Since for me $\Bbb N$ includes $0$, which is inconsistent with the defintion of $d$, I’ve written $\Bbb Z^+$ instead.
For the triangle inequality, let $x=\langle x_k:k\in\Bbb Z^+\rangle$ and $y=\langle y_k:k\in\Bbb Z^+\rangle$ be distinct points of $A$, and suppose that $d(x,y)=\frac1n$. Let $z=\langle z_k:k\in\Bbb Z^+\rangle\in A$; we want to show that
$$d(x,z)+d(z,y)\ge\frac1n\;.\tag{1}$$
If not, then $d(x,z)<\frac1n$ and $d(z,y)<\frac1n$, which means that $x_k=z_k=y_k$ for $k\le n$. But then $d(x,y)\le\frac1{n+1}$, contradicting the original assumption. Thus, at least one of $d(x,z)$ and $d(z,y)$ is $\frac1n$ of more, and $(1)$ holds.
For each $n\in\Bbb Z^+$ let $x^{(n)}=\langle x_k^{(n)}:k\in\Bbb Z^+\rangle\in A$, let $\sigma=\langle x^{(n)}:n\in\Bbb Z^+\rangle$, and suppose that $\sigma$ is a Cauchy sequence in $A$; we want to show that $\sigma$ converges to some point of $A$. Since $\sigma$ is Cauchy, for each $\epsilon>0$ there is an $r_\epsilon\in\Bbb Z^+$ such that $d(x^{(m)},x^{(n)})<\epsilon$ whenever $m,n\ge r_\epsilon$. In particular, for each $s\in\Bbb Z^+$ there is an $r_{1/s}\in\Bbb Z^+$ such that $d(x^{(m)},x^{(n)})<\frac1s$ whenever $m,n\ge r_{1/s}$. But $d(x^{(m)},x^{(n)})<\frac1s$ if and only if $x_k^{(m)}=x_k^{(n)}$ for each $k\le s$, so we’re saying that
for each $s\in\Bbb Z^+$ there is an $r_{1/s}\in\Bbb Z^+$ such that whenever $m,n\ge r_{1/s}$, then $x_k^{(m)}=x_k^{(n)}$ for each $k\le s$.
Show that this implies that for each $k\in\Bbb Z^+$, the sequence $\langle x_k^{(n)}:n\in\Bbb Z^+\rangle$ is eventually constant: there are some $x_k\in\Bbb Z^+$ and some $m_k\in\Bbb Z^+$ such that $x_k^{(n)}=x_k$ for all $n\ge m_k$.
Then let $x=\langle x_k:k\in\Bbb Z^+\rangle$, and show that $\sigma$ converges to $x$.
For part (b), suppose that $A=\bigcup_{n\in\Bbb Z^+}K_n$, where each $K_n$ is closed.

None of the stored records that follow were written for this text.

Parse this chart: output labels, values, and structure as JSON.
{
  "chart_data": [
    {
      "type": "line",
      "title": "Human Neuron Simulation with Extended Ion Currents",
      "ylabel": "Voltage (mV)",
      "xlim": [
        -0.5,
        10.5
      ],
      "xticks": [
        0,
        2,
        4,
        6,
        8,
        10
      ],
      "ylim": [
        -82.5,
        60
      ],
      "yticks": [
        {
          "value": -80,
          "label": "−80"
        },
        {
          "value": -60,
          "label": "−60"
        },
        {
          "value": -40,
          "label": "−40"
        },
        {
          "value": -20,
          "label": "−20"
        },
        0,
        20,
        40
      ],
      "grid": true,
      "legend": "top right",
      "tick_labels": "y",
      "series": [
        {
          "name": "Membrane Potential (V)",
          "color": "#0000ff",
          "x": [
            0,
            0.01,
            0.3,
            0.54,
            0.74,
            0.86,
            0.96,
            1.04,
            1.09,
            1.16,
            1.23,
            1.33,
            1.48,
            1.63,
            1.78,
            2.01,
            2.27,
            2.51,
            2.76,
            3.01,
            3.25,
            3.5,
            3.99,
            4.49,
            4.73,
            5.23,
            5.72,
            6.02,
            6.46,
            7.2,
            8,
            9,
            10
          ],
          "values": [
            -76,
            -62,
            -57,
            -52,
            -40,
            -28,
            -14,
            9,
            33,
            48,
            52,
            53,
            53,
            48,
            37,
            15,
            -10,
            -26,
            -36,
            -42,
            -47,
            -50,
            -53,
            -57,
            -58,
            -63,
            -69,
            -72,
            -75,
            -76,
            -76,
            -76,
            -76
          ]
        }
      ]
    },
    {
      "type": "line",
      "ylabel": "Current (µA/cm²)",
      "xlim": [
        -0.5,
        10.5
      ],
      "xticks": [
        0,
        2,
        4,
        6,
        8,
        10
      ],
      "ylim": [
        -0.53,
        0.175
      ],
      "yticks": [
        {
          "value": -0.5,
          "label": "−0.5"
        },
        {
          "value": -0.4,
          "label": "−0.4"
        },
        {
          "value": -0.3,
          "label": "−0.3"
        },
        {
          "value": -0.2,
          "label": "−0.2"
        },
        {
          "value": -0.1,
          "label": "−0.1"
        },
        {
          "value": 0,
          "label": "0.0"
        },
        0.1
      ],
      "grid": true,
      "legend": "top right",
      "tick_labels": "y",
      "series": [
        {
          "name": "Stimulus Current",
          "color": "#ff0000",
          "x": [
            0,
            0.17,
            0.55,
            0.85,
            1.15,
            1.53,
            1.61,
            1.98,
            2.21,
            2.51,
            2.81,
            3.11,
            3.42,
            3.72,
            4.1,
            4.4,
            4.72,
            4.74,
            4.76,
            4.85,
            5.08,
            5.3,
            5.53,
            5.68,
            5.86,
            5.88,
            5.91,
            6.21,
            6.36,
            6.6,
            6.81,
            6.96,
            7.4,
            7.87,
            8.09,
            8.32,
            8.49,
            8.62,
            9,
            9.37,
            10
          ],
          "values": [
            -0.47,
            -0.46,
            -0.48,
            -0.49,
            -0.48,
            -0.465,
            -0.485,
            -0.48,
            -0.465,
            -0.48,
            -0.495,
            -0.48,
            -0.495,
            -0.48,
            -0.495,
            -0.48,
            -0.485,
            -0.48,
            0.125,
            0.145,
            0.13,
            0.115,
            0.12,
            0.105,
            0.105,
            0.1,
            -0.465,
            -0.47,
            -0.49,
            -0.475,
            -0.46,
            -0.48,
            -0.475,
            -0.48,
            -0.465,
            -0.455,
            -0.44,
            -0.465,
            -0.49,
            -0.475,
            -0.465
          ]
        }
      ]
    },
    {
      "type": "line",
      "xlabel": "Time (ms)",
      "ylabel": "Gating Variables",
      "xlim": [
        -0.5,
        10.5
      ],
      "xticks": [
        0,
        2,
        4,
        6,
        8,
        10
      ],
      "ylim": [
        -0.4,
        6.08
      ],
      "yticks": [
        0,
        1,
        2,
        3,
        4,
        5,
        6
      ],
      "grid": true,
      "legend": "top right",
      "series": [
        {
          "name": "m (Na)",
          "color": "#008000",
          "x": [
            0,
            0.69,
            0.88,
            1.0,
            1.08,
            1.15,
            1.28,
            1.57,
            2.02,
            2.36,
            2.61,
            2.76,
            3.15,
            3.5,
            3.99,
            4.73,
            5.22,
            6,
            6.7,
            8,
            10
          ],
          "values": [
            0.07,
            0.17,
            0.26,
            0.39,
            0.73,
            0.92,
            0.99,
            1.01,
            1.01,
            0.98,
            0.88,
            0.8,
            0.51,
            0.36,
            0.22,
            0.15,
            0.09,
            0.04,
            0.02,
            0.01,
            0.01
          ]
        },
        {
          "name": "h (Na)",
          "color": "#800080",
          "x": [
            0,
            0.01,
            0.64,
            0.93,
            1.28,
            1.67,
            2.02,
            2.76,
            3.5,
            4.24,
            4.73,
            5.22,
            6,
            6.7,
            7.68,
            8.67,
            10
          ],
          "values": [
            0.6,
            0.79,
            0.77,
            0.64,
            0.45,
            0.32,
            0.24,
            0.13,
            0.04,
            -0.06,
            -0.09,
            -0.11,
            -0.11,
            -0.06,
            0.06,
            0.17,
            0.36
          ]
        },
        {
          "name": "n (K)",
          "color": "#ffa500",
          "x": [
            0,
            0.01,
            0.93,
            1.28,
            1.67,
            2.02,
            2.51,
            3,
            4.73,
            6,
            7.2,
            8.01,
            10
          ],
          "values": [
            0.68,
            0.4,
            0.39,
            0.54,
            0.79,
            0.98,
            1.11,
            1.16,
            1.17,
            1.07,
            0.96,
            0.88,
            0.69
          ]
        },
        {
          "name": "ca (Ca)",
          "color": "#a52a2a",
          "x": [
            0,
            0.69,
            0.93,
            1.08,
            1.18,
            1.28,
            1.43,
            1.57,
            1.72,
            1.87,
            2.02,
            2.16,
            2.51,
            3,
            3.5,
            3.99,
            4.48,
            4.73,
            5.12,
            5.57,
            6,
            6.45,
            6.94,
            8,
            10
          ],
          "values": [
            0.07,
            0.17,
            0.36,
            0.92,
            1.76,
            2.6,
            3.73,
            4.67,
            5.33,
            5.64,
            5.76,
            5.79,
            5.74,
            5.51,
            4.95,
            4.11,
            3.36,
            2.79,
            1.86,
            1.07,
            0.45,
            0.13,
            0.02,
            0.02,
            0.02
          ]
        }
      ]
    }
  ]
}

Because $A$ is a complete metric space, it’s a Baire space, so there must be an $n\in\Bbb Z^+$ such that $K_n$ has non-empty interior.
Show that there is a finite sequence $\langle a_1,\ldots,a_m\rangle$ of positive integers such that $$B=\{\langle x_k:k\in\Bbb Z^+\rangle\in A:x_k=a_k\text{ for }k\le m\}$$ is a clopen subset of $K_n$.
Show that $B$ is not compact. (In thinking about this you may or may not find it helpful to notice that $B$ is homeomorphic to $A$: it’s really just $\{\langle a_1,\ldots,a_m\rangle\}\times A$, where $\langle a_1,\ldots,a_m\rangle\in(\Bbb Z^+)^m$.)
Conclude that $K_n$ is not compact.
Remark: It’s hardly obvious, but as a topological space $A$ is homeomorphic to $\Bbb R\setminus\Bbb Q$ with the topology that it inherits from $\Bbb R$, though $d$ is very different from the Euclidean metric (since the latter is not a complete metric on $\Bbb R\setminus\Bbb Q$).